[Ocfs2-users] Catatonic nodes under SLES10

Eckenfels. Bernd B.Eckenfels at seeburger.de
Tue Apr 10 10:33:01 PDT 2007


> 	By the time you determine you need a node to fence, you do not
know what I/O it has in its pipeline.  Any I/O that > is below the
request queue can't reliably be stopped in Linux.  If that I/O goes out
after other nodes have decided the > node is gone, it is corruption.
This is why fencing has to be absolute.

Fencing does not help here, you have a race condition, and the I/O queue
is only the smallest part of the path where the IO request might get
stuck. The panic wont stop BH interrupts, nor will it stop the
controllers and switches. In fact the other node can much better "pull
the plug" with a SCSI reservation. And especially the panic might not
work in the worst state, if the node is borken.

There are essentiallly multiple problems:

A) the node is well behaving, just loses connection to part of the
storage - no fencing is needed, you just dont issue more requests and
remeber the new node state, the other nodes might recognize
recovery/replay is needed. Nobody (especially not the fencing node) can
know which part of the last IO transaction will reach the device (or
not) anyway. Thats why you have to have IO transactions with atomic
changes and integrity. Also there is no need to dequeue the last IO
request for exactly that reason - it must not be harmfull anyway.

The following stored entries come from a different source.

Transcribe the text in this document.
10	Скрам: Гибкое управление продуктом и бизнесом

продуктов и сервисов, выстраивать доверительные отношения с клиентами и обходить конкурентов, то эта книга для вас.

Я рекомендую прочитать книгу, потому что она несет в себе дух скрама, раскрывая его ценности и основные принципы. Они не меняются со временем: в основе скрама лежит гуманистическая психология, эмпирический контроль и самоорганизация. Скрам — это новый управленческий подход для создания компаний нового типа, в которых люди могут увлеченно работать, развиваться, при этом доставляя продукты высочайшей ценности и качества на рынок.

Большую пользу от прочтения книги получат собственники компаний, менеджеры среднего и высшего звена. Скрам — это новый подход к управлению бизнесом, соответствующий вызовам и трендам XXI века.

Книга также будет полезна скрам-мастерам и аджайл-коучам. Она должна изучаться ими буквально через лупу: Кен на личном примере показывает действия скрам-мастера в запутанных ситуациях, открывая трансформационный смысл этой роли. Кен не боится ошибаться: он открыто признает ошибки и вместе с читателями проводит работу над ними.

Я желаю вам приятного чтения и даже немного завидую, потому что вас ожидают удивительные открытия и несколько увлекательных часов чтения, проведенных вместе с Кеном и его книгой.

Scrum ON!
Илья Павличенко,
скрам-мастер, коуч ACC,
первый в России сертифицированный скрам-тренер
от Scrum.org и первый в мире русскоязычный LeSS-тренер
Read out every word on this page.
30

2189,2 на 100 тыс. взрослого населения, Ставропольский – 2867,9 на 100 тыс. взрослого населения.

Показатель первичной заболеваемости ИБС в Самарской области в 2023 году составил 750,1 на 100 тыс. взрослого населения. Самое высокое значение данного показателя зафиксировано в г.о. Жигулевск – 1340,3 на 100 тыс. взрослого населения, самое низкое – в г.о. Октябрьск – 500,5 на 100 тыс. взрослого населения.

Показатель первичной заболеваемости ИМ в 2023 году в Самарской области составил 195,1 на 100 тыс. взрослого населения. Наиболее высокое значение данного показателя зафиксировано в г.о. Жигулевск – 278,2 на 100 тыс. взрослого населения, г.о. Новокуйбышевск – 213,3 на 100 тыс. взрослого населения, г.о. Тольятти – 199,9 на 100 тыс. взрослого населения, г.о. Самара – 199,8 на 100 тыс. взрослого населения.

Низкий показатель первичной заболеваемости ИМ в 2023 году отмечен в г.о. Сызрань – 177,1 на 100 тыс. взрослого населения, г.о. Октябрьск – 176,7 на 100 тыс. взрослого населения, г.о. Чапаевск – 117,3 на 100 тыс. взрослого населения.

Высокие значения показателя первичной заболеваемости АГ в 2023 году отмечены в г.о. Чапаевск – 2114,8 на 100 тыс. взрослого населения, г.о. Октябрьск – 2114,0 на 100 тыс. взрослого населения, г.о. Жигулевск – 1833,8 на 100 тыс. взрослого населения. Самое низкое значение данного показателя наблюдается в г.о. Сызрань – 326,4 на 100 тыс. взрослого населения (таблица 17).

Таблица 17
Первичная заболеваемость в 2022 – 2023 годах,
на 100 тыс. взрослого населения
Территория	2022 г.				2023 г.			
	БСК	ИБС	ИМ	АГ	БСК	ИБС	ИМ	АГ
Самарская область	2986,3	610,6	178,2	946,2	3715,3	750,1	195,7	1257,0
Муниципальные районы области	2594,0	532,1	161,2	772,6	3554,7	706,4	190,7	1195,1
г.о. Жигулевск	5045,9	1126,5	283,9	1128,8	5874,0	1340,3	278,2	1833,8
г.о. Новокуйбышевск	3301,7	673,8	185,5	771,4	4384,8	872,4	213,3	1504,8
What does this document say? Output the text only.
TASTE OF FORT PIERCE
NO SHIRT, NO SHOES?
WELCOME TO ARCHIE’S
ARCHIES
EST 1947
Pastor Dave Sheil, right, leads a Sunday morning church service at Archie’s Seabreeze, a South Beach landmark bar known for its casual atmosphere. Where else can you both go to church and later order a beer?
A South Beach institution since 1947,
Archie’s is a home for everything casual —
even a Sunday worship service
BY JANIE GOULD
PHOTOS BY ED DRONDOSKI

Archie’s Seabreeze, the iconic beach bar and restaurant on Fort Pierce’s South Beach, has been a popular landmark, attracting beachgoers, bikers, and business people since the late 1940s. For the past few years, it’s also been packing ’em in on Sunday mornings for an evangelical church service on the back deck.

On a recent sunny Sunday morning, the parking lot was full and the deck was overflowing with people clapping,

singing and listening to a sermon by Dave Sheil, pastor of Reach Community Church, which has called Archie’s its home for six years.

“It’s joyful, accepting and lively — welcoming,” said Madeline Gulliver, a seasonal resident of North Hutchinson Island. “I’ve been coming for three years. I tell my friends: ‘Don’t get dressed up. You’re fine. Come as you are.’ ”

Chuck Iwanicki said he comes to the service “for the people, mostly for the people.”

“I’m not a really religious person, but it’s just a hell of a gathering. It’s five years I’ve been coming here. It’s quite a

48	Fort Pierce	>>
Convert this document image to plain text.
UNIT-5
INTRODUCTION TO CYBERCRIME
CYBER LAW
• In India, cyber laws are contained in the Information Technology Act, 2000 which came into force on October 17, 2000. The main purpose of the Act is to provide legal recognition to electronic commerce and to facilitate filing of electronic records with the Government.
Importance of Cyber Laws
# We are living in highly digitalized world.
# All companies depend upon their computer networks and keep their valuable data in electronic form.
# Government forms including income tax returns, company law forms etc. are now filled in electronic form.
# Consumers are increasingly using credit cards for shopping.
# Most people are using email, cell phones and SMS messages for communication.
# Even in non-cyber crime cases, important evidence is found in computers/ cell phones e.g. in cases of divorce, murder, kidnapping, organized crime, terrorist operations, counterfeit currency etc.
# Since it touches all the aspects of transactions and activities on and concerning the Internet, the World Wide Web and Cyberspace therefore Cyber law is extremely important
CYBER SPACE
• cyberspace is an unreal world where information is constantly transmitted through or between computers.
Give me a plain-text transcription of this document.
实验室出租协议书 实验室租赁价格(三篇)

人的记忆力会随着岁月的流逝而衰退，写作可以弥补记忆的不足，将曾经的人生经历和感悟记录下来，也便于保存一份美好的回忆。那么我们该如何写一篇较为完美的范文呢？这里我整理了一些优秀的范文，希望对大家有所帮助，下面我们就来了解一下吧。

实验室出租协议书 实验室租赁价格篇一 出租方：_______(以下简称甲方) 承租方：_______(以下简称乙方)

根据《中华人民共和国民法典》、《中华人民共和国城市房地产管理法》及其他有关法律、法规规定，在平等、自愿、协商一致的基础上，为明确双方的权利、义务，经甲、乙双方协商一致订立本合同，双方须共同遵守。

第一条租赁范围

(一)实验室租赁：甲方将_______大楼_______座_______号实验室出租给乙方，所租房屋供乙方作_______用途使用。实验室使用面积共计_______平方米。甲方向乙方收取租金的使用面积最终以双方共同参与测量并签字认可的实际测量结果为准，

B) the node is totally borken (memory overwrite, interrupt deadlocks,
etc). In that case the note might not notice the failure, or it might
not be able to self-fence. This is a typical case for STONIT.

C) the node is well just the heartbeat is delayed, or the overall nodes
are well and the cache is in sync, only a single disk storage fails.
Those cases should never occur (larger timeouts are only part of the
solution, a smarter quorum algorithm like provided with heartbeat or
other cluster managers is needed). That case was happenign quite often,
I guess increased timeouts make this a bit better, but cant be reliable
solved with a cluster framework which considers more thant the state of
of a single network connection.

One of the Problems OCFSv2 has is, that the condition c) happened too
often and that the condition a) is not recognizeable. And of course that
all those conditions are handled in the simplest way, with a panic which
is IMHO not really helpful for the above mention reasons.